Par Laure Albernhe · L'ŒIL

Le 22 janvier 2020 - 704 mots

Chaque mois, Laure Albernhe, l’animatrice des Matins Jazz sur les ondes de TSF JAZZ, rencontre un musicien inspiré par les arts visuels.

Si Vincent Segal a suivi une solide formation classique, il s’est vite tourné vers des styles musicaux très divers, du jazz au contemporain, en passant par la chanson, les musiques extra-européennes et le hip-hop qui, au milieu des années 1980, l’a mis au contact de la peinture… Le violoncelliste en a gardé un goût dont l’éclectisme n’a d’égal que la variété de ses talents.
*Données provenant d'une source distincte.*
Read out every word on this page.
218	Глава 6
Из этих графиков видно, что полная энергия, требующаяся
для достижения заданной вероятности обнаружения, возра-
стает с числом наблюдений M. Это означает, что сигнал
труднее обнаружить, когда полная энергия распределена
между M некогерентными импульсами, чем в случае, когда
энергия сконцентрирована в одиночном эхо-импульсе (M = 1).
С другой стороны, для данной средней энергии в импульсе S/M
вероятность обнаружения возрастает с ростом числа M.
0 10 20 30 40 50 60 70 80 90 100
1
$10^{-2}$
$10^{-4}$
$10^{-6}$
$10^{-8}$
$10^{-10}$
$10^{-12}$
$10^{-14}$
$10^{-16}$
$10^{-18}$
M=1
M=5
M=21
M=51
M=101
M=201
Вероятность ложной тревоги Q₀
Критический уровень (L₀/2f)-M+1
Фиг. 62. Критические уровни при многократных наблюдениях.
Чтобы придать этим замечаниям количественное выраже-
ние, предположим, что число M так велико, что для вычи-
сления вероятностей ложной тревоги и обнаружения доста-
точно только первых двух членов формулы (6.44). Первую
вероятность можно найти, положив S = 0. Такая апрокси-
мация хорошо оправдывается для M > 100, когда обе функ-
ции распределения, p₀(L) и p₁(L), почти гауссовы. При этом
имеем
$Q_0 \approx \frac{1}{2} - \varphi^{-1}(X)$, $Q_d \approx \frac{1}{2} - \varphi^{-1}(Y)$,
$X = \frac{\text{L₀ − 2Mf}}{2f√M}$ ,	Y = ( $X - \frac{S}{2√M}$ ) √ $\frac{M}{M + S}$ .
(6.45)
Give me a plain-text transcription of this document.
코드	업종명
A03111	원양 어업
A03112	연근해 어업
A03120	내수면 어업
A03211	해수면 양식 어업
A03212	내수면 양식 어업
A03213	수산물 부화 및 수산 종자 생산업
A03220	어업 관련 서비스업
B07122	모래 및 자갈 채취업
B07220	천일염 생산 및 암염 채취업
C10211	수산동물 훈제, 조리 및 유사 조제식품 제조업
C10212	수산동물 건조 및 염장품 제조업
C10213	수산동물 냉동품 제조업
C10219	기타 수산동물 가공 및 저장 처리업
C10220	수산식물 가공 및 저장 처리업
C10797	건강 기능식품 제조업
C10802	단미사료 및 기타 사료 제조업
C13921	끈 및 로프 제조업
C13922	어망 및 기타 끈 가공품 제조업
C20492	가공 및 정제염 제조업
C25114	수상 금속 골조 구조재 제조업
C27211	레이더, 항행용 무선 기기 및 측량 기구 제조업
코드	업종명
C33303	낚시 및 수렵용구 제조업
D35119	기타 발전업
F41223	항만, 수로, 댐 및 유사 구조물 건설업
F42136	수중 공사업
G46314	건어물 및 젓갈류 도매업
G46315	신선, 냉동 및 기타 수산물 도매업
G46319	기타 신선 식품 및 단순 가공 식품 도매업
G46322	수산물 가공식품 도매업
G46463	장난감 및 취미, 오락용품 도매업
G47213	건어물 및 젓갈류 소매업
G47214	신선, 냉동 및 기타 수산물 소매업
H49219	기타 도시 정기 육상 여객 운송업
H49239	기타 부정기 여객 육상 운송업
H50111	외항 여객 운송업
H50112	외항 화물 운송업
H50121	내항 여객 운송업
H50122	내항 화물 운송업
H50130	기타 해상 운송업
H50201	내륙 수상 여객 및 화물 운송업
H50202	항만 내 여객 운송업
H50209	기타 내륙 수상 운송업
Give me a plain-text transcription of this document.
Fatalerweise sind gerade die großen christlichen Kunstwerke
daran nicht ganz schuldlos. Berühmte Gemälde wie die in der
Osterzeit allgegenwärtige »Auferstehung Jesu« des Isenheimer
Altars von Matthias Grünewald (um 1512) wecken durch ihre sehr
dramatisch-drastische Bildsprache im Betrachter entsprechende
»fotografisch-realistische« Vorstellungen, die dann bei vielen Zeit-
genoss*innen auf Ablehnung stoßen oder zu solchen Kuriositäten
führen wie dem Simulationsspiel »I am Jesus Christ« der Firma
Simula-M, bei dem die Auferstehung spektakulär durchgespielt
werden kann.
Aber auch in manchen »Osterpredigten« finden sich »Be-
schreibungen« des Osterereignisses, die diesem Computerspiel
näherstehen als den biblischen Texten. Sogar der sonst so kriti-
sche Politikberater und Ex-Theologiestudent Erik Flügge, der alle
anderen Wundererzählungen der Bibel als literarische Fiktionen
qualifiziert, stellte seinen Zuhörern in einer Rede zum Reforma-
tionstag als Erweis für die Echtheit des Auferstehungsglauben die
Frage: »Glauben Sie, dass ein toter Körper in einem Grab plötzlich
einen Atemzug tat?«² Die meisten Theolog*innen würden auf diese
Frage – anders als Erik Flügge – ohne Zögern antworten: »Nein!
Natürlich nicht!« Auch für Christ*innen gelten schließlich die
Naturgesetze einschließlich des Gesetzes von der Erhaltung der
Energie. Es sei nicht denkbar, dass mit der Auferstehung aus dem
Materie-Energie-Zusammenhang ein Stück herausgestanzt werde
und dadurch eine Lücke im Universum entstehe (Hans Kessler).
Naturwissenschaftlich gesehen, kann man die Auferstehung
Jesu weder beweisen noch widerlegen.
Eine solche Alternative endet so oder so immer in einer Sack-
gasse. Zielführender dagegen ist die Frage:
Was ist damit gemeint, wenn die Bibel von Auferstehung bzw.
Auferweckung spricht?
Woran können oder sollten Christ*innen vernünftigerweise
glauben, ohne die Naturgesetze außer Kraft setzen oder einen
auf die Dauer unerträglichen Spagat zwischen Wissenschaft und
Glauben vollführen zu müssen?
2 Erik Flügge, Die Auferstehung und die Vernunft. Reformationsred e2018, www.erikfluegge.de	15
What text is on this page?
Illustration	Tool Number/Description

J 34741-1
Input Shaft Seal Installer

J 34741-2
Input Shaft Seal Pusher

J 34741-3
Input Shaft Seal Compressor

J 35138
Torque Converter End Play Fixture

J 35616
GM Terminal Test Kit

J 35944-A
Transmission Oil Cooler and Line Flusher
Quelle place la peinture tient-elle dans votre vie ?

Elle m’accompagne dans la pièce où je travaille mon violoncelle à Paris, huit heures par jour : il y a des peintures au mur que je regarde en jouant. Parmi elles, j’ai un portrait de Damien Cabanes, un peintre de ma génération, qui a connu dans les années 1980-1990 le squat culturel de L’Hôpital éphémère, aux portes de Montmartre. Il peint très vite, ce qui le rapproche des musiciens de jazz ou de hip-hop. J’aime beaucoup les allers-retours qu’il pratique entre le présent et le passé. À la manière des maîtres classiques, il mêle une apparente simplicité avec des énigmes, dans lesquelles j’aime me plonger en jouant. De l’autre côté de l’atelier, j’ai un tableau qui en est le contraire artistique, de l’artiste marseillais Arnaud Vasseux : c’est une expérience chimique à partir d’une goutte d’encre qui se reproduit en fractales à l’infini, laissant parler la nature. Cet univers artistique me permet de fixer mon regard sur le temps qui défile.

Fréquentez-vous les musées ?

Énormément ! En ce moment, je vais dès que je peux à Orsay pour y voir le legs du couple Marcie-Rivière qui a donné ses Bonnard et ses Vuillard. L’éclairage est habile, on a l’impression d’être chez quelqu’un. Il y a trois tableaux de Vuillard que j’aime particulièrement, dont La Soirée musicale : on sent que la scène s’y passe ailleurs qu’au premier plan, autour du piano.

Retournez-vous dans les musées pour voir des tableaux en particulier ?

Oui, je prends rendez-vous avec une toile, comme pour une séance de cinéma. Je suis allé à l’exposition du Greco, je voulais voir une toile en particulier, mais il y avait trop de monde. C’est ma limite. Si je suis en tournée, je regarde quel tableau je peux aller voir. J’ai lu qu’au Musée du Louvre, au XIXe siècle, il y avait des centaines de tableaux posés au sol, qu’on pouvait toucher, manipuler. Je regrette que cela n’existe plus.

Que vous apporte cette fréquentation régulière des œuvres ?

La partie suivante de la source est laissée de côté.